Julia Venturini
The existence of a Radius Valley in the Kepler size distribution stands as one of the most important observational constraints to understand the origin and composition of exoplanets with radii between that of Earth and Neptune. The goal of this presentation is to provide insights into the existence of the Radius Valley from a pure formation point of view. We run global planet formation simulations including dust growth, disc evolution, pebble and gas accretion and migration. We perform an extensive parameter study evaluating a wide range in disc properties and embryo's initial location. We find that due to the change in the dust properties at the water ice-line and the increase of the pebble isolation mass with orbital distance, rocky cores form typically with ~3 Earth masses and have a maximum mass of 5 Earth masses, while icy cores peak at ~10 Earth masses, with masses lower than 5 Earth masses being scarce. When neglecting the gaseous envelopes, the formed rocky and icy cores account naturally for the two peaks of the Kepler size distribution.
Two types of evolution models can explain the bimodality. The idea behind is that some heat source (e.g, external: photoevaporation or internal: core-powered mass-loss) produces atmospheric escape. Some planets will get so hot that will lose their atmospheres completely producing the "super-Earths", but some will retain a thin H-He atmosphere, yielding to "mini-Neptunes". Both models are able to reproduce the correct size distribution if the planets are mainly rocky in composition (Owen & Wu 2017, Gupta & Schlichting 2019 ). This led to the interpretation that these planets were formed inside the water ice line.

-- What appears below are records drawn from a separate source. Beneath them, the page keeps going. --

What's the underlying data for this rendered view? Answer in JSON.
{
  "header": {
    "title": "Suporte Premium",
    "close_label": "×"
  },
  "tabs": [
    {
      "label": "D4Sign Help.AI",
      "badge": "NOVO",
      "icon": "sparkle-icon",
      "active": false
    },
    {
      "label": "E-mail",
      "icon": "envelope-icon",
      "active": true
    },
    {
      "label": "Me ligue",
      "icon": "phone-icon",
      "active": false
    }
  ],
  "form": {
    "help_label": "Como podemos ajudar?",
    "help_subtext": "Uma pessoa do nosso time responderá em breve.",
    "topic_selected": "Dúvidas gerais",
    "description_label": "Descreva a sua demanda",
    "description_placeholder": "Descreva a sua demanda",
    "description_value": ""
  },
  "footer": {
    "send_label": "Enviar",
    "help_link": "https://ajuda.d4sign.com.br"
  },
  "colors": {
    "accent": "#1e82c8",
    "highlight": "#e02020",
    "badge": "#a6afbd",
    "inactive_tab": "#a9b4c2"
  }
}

However, from a planet formation viewpoint, it is hard to envision scenarios producing only dry planets at short orbital periods. In general, solid accretion is enhanced beyond the ice line. I addition, super-Earth-mass planets easily undergo Type-I migration, which places water-rich objects at short orbital periods. (e.g, Alibert et al. 2013, Raymond et al. 2018, Bitsch et al. 2019).

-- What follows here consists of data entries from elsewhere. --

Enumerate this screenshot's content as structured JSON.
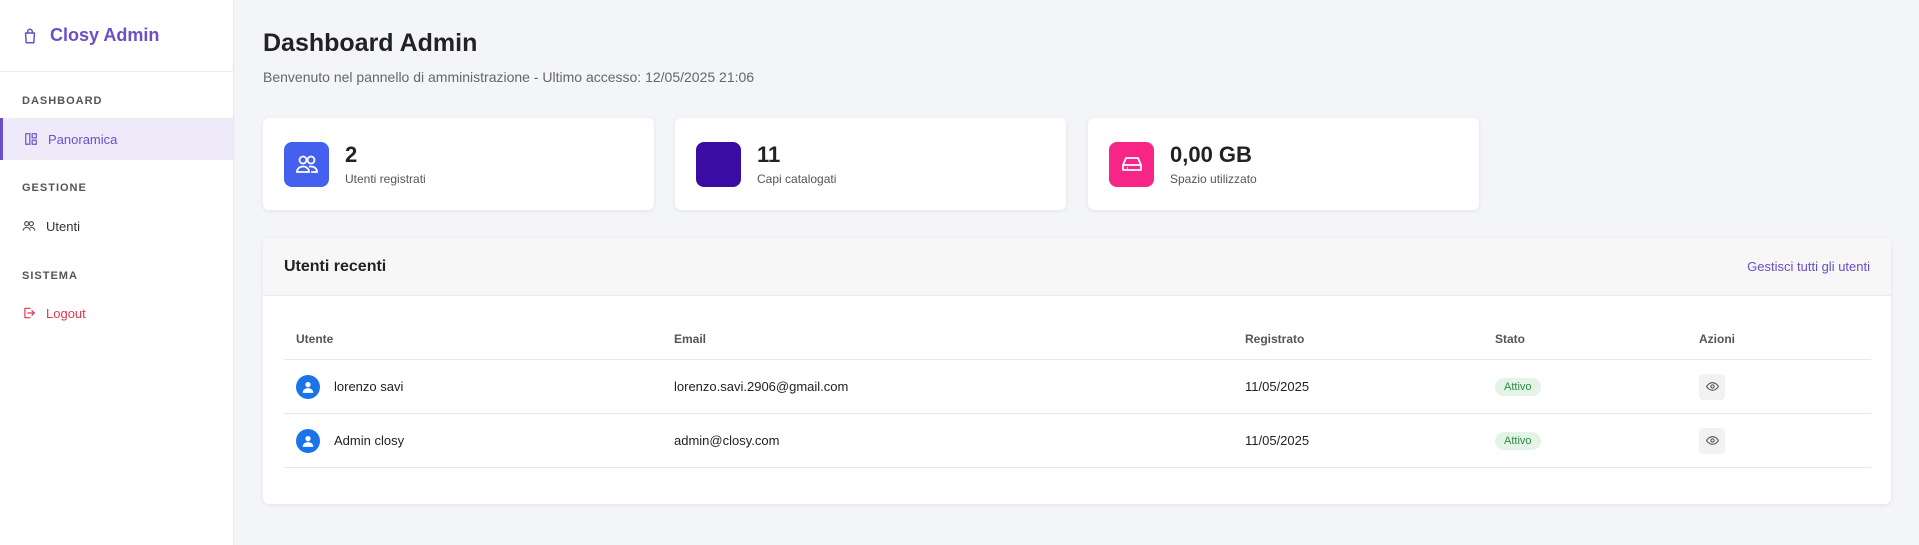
{
  "sidebar": {
    "brand": "Closy Admin",
    "sections": [
      {
        "label": "DASHBOARD",
        "items": [
          {
            "label": "Panoramica"
          }
        ]
      },
      {
        "label": "GESTIONE",
        "items": [
          {
            "label": "Utenti"
          }
        ]
      },
      {
        "label": "SISTEMA",
        "items": [
          {
            "label": "Logout"
          }
        ]
      }
    ]
  },
  "header": {
    "title": "Dashboard Admin",
    "subtitle": "Benvenuto nel pannello di amministrazione - Ultimo accesso: 12/05/2025 21:06"
  },
  "stats": [
    {
      "value": "2",
      "label": "Utenti registrati",
      "color": "#4361ee",
      "icon": "users-icon"
    },
    {
      "value": "11",
      "label": "Capi catalogati",
      "color": "#3a0ca3",
      "icon": "hanger-icon"
    },
    {
      "value": "0,00 GB",
      "label": "Spazio utilizzato",
      "color": "#f72585",
      "icon": "hard-drive-icon"
    }
  ],
  "recent_users": {
    "title": "Utenti recenti",
    "manage_link": "Gestisci tutti gli utenti",
    "columns": [
      "Utente",
      "Email",
      "Registrato",
      "Stato",
      "Azioni"
    ],
    "rows": [
      {
        "name": "lorenzo savi",
        "email": "lorenzo.savi.2906@gmail.com",
        "registered": "11/05/2025",
        "status": "Attivo"
      },
      {
        "name": "Admin closy",
        "email": "admin@closy.com",
        "registered": "11/05/2025",
        "status": "Attivo"
      }
    ]
  },
  "colors": {
    "accent": "#6a4fc8",
    "danger": "#e0364f",
    "success": "#2e8b47"
  }
}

Our study aims at shedding some light into how to reconcile theory with observations.
We performed global planet formation simulations including disc evolution, dust growth by coagulation, drift and fragmentation; icy and silicate pebble accretion, gas accretion and planet migration. We led an extensive parameter study evaluating a wide range in initial disc properties and embryo's initial location.
We find that due to the change in the dust properties at the water ice-line and the larger pebble isolation mass for larger distances form the star, rocky cores form typically with ~3 Earth masses and have a maximum mass of 5 Earth masses, while icy cores peak at ~10 Earth masses, with masses lower than 5 Earth masses being scarce. When neglecting the presence of the gaseous envelope, the formed rocky and icy cores account naturally for the two peaks of the Kepler size distribution. This suggest that some process inhibiting gas accretion or removing gas after accretion could operate efficiently at short orbital periods.